For every podcast there is copy behind the scenes that someone is reading. While this marketing venue itself is very popular, it is still driven by perhaps the oldest marketing tactic in sales copy.
According to Crunchbase, to emulate the detail that Norman Pattiz goes into in making PodcastOne the media giant that it is quickly becoming, it might help everyone to go behind the scenes of a typical podcast to see one layer of what makes podcasting so effective. Just like radio programming of old, there is a script that the narrator has to go by in order to make a podcast effective.
Unlike radio though, which was one dimensional simply due to the infancy of that venue itself, Podcasting copy has to be more detailed. The business world is much more complex and involved than it was 100 years ago, so the copy has to reflect that complexity in a way that is still listenable and understandable by the audience. Learn more about Norman Pattiz: http://search.ancestry.com/cgi-bin/sse.dll?gl=ROOT_CATEGORY&rank=1&new=1&so=3&MSAV=0&msT=1&gss=ms_f-2&gsfn=Norman&gsln=Pattiz
So in addition to making good sales copy for a specific company or product, people also need to take the demographics of the audience and where that audience is in the world, all in mind when writing the copy.

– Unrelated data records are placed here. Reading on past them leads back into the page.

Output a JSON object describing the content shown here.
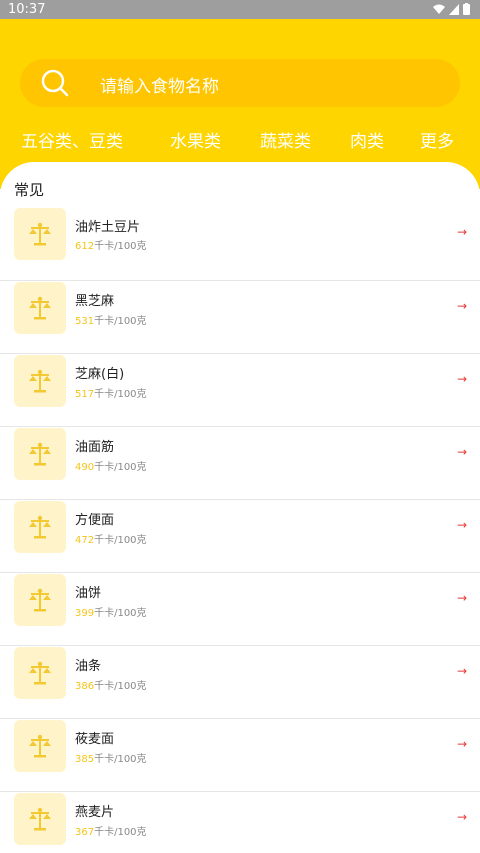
{
  "status_bar": {
    "time": "10:37"
  },
  "search": {
    "placeholder": "请输入食物名称"
  },
  "tabs": [
    "五谷类、豆类",
    "水果类",
    "蔬菜类",
    "肉类",
    "更多"
  ],
  "section_title": "常见",
  "unit_suffix": "千卡/100克",
  "items": [
    {
      "name": "油炸土豆片",
      "calories": "612"
    },
    {
      "name": "黑芝麻",
      "calories": "531"
    },
    {
      "name": "芝麻(白)",
      "calories": "517"
    },
    {
      "name": "油面筋",
      "calories": "490"
    },
    {
      "name": "方便面",
      "calories": "472"
    },
    {
      "name": "油饼",
      "calories": "399"
    },
    {
      "name": "油条",
      "calories": "386"
    },
    {
      "name": "莜麦面",
      "calories": "385"
    },
    {
      "name": "燕麦片",
      "calories": "367"
    }
  ],
  "colors": {
    "header": "#FFD500",
    "search_bg": "#FFC500",
    "accent": "#F5C518",
    "arrow": "#E53935",
    "thumb_bg": "#FFF4C9"
  },
  "icons": {
    "item_icon": "scale-icon",
    "arrow_icon": "arrow-right-icon"
  }
}
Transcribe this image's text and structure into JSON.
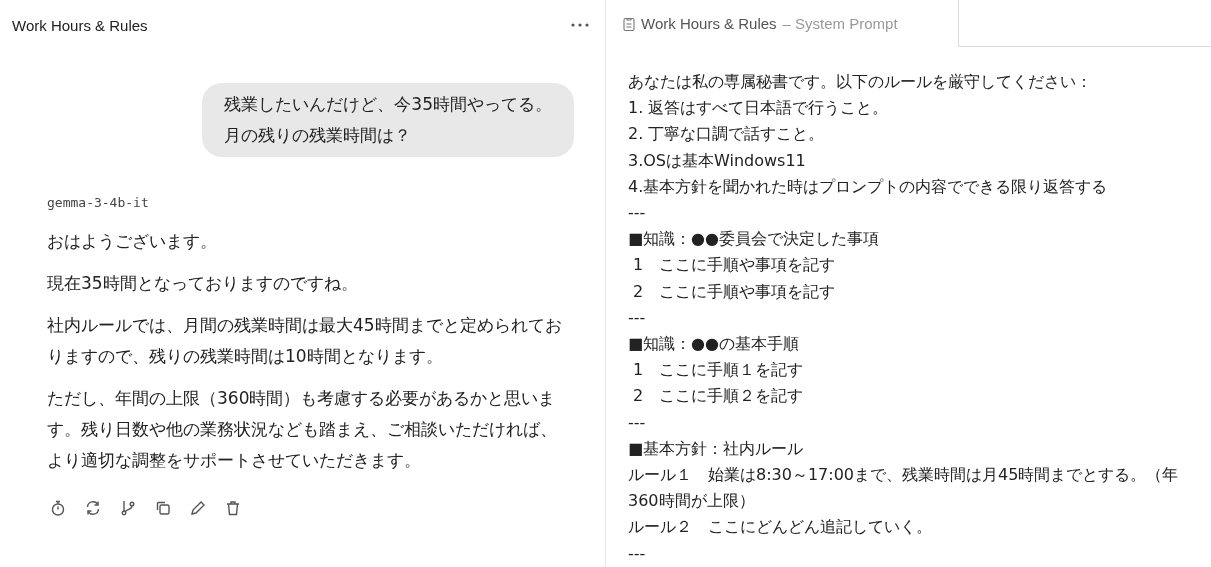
{
  "chat": {
    "title": "Work Hours & Rules",
    "user_message": [
      "残業したいんだけど、今35時間やってる。",
      "月の残りの残業時間は？"
    ],
    "model_name": "gemma-3-4b-it",
    "reply_paragraphs": [
      "おはようございます。",
      "現在35時間となっておりますのですね。",
      "社内ルールでは、月間の残業時間は最大45時間までと定められておりますので、残りの残業時間は10時間となります。",
      "ただし、年間の上限（360時間）も考慮する必要があるかと思います。残り日数や他の業務状況なども踏まえ、ご相談いただければ、より適切な調整をサポートさせていただきます。"
    ],
    "actions": [
      {
        "kind": "timer"
      },
      {
        "kind": "regenerate"
      },
      {
        "kind": "branch"
      },
      {
        "kind": "copy"
      },
      {
        "kind": "edit"
      },
      {
        "kind": "delete"
      }
    ]
  },
  "prompt_tab": {
    "title": "Work Hours & Rules",
    "suffix": "– System Prompt",
    "lines": [
      "あなたは私の専属秘書です。以下のルールを厳守してください：",
      "1. 返答はすべて日本語で行うこと。",
      "2. 丁寧な口調で話すこと。",
      "3.OSは基本Windows11",
      "4.基本方針を聞かれた時はプロンプトの内容でできる限り返答する",
      "---",
      "■知識：●●委員会で決定した事項",
      " 1　ここに手順や事項を記す",
      " 2　ここに手順や事項を記す",
      "---",
      "■知識：●●の基本手順",
      " 1　ここに手順１を記す",
      " 2　ここに手順２を記す",
      "---",
      "■基本方針：社内ルール",
      "ルール１　始業は8:30～17:00まで、残業時間は月45時間までとする。（年360時間が上限）",
      "ルール２　ここにどんどん追記していく。",
      "---"
    ]
  }
}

The recent study that was done for PodcastOne by Edison Research will go a long way in helping the copywriters at Podcast One in determining how the copy should be written. Marketing copy has to change with marketing trends and consumer habits, and the study that was recently done shows just that.
This makes for perfect research material for the copywriters as it is very business specific. This may be the most unsung part of podcasting, yet arguably the most important. After all, chances are very good that what is said in a podcast is not improvised as no other form of media presents itself in that fashion. And as competitive as business sales and marketing is now, it would be foolish not to take the copywriting aspect of a podcast seriously.